Yargı ve kolluğun görevini iyi yaptığı, siyasetçilerin suçluları şemsiyesi altına almadığı yerlerde hiç kimse kabadayılık yapmaya cesaret edemez. Yapan da kısa zamanda etkisiz hale getirilir. Bir ülkede bu tip yapılar çoğalıyor, yargı üzerine gidemiyorsa orada suç örgütleri ile kimi siyasetçiler, özellikle de gücü elinde bulunduran iktidar çevreleri arasında bir çıkar ilişki var demektir. Kaplan'ın ismi yıllardır söyleniyor, işlediği iddia edilen suçlarla ilgili yıllardır yayınlar yapılıyordu. Niçin önce değil de yıllar sonra ancak İçişleri Bakanı değişince üzerine gidebildi.
Soylu, Sedat Peker'in videoları yayınlanırken, televizyonlara çıkıp sağa sola tehditler savurmuştu. Mesajı yargıya, emrinde olan polise değildi, mesajı kendisinin de üzerinde olan makamaydı."Azdan az çoktan çok gider" sözü öylesine söylenmemişti. "Bana bir şey olursa size de olur, ona göre pozisyonunuzu alın" mesajıydı. İşte şimdi o mesajın cevabı veriliyor.

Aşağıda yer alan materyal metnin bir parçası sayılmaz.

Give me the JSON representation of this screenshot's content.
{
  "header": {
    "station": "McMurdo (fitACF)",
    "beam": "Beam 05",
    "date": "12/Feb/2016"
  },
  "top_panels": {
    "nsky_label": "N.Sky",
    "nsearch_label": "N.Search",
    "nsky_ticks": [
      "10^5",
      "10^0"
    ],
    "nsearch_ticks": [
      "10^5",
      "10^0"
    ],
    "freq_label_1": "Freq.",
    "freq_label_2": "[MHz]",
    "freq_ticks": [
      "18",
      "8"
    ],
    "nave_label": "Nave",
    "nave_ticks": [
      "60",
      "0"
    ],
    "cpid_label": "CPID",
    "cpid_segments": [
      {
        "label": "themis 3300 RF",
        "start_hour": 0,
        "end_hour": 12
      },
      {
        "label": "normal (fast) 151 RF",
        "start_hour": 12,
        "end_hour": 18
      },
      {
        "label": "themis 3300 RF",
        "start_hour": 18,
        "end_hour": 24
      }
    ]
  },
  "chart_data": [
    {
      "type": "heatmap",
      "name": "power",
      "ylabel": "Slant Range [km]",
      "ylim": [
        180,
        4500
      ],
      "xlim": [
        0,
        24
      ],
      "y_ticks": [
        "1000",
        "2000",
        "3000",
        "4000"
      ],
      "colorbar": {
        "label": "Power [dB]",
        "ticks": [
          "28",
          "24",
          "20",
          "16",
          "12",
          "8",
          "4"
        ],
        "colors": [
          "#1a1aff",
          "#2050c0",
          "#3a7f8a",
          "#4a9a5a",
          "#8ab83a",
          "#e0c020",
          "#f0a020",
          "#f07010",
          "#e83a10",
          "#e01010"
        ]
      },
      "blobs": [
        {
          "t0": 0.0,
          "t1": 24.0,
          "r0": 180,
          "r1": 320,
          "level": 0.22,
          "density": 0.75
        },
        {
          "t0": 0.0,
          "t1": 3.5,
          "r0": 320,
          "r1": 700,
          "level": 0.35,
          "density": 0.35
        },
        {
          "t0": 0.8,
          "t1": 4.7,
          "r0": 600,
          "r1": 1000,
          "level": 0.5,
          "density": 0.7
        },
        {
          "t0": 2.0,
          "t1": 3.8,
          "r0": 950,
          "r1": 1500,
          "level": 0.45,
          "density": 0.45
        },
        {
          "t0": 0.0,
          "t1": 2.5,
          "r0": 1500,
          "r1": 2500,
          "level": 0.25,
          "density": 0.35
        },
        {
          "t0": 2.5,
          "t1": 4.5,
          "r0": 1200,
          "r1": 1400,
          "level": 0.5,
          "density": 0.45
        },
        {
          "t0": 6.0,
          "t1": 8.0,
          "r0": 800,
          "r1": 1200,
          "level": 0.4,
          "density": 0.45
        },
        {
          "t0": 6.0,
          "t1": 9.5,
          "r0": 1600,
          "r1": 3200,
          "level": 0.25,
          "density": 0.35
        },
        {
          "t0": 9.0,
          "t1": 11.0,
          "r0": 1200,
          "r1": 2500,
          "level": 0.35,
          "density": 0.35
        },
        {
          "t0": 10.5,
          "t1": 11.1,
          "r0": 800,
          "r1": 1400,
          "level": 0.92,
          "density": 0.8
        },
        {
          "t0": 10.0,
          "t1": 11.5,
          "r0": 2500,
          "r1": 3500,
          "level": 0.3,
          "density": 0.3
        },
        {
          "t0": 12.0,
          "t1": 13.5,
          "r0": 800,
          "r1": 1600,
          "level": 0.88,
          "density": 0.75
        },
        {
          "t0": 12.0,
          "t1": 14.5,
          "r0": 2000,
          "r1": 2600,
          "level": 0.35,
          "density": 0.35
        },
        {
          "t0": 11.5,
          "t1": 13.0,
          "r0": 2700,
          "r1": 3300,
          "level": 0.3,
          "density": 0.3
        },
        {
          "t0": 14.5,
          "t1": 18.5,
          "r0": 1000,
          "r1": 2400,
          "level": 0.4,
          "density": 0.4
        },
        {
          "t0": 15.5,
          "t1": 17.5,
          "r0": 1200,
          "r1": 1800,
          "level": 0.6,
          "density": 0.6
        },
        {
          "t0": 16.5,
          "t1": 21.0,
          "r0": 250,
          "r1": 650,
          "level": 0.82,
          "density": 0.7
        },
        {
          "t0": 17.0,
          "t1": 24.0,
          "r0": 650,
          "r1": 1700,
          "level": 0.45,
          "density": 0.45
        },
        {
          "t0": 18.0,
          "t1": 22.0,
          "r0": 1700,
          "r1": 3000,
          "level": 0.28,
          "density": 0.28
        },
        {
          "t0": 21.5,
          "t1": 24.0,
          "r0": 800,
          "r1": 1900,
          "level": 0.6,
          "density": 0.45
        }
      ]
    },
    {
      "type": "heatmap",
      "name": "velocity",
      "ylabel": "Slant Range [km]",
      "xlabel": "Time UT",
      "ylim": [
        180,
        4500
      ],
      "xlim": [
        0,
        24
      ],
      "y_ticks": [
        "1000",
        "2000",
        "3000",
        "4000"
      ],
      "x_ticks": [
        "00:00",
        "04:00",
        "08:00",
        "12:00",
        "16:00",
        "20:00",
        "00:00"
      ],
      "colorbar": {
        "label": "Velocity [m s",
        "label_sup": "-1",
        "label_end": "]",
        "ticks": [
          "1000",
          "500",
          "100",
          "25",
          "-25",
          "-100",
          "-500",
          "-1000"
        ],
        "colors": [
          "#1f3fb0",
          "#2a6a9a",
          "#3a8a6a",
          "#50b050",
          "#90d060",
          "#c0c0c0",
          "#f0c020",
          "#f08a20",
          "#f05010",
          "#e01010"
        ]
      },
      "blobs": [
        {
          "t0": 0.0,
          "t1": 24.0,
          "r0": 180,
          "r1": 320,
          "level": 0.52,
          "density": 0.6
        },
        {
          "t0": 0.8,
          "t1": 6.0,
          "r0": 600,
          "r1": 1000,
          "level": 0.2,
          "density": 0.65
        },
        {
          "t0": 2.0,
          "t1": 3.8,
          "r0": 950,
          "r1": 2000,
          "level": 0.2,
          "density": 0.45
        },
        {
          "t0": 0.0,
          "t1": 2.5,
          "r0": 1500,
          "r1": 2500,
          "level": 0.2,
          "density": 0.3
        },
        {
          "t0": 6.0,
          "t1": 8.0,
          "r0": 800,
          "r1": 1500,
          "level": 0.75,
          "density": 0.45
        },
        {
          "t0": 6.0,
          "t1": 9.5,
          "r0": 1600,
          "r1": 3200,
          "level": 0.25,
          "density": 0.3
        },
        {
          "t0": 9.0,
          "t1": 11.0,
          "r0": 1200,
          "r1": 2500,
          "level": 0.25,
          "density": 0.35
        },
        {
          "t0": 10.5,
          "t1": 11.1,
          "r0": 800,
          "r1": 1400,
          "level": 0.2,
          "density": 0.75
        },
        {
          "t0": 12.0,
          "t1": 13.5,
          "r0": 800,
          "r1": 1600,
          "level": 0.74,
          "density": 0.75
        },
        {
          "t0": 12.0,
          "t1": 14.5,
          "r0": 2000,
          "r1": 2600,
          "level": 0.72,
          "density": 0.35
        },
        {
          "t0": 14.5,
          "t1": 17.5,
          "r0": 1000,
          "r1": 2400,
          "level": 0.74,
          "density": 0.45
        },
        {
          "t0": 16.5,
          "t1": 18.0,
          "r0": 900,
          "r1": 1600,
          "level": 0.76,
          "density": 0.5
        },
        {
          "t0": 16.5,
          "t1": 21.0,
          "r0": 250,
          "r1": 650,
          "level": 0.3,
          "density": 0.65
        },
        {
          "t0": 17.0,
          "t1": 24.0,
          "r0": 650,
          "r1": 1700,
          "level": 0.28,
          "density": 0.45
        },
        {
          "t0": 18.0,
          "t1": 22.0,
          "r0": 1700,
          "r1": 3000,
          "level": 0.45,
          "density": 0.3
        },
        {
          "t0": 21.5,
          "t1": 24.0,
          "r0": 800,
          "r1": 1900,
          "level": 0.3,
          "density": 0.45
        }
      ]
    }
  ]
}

Mafyalaşmayı, çeteleşmeyi önlemenin yolu, etkili mücadele ve bağımsız yargıdır.Daha önemlisi siyasetçisi, idarecisi ile gençleri mafyaya özendirici tavırlardan kaçınmaktır. Hapisten çıkanın şu veya bu partide genel başkan düzeyinde ağırlandığı bir ülkede mafya önlenmez. Siyaset ve yargı ayağı temizlenmeden sokaklar temizlenmez. Sırp,İsviçre, Rus mafyasını cirit attığı bir ülkede, ilk sorulması gereken soru, Türkiye'nin bu suç örgütleri tarafından niçin emin bir sığınak olarak görüldüğüdür?
Kaplan'a yönelik operasyon bir başlangıç ise iyi, onunla sınırlı kalırsa bu "Soylu'ya sert bir mesaj verildi" diyenleri haklı çıkarmaktan başka işe yaramaz. Gerçekten bir temizlik yapılacaksa Peker'in, Muhammed Yakut'un iddiaları ortada duruyor.Uzağa gitmeye gerek yok, bu ikilinin iddialarının üzerine gitmek Türkiye'yi tertemiz bir ülke haline getirir. Dileriz yeni bakan Ali Yerlikaya bunu başarır ve kendisine güvenenleri hayal kırıklığına uğratmaz.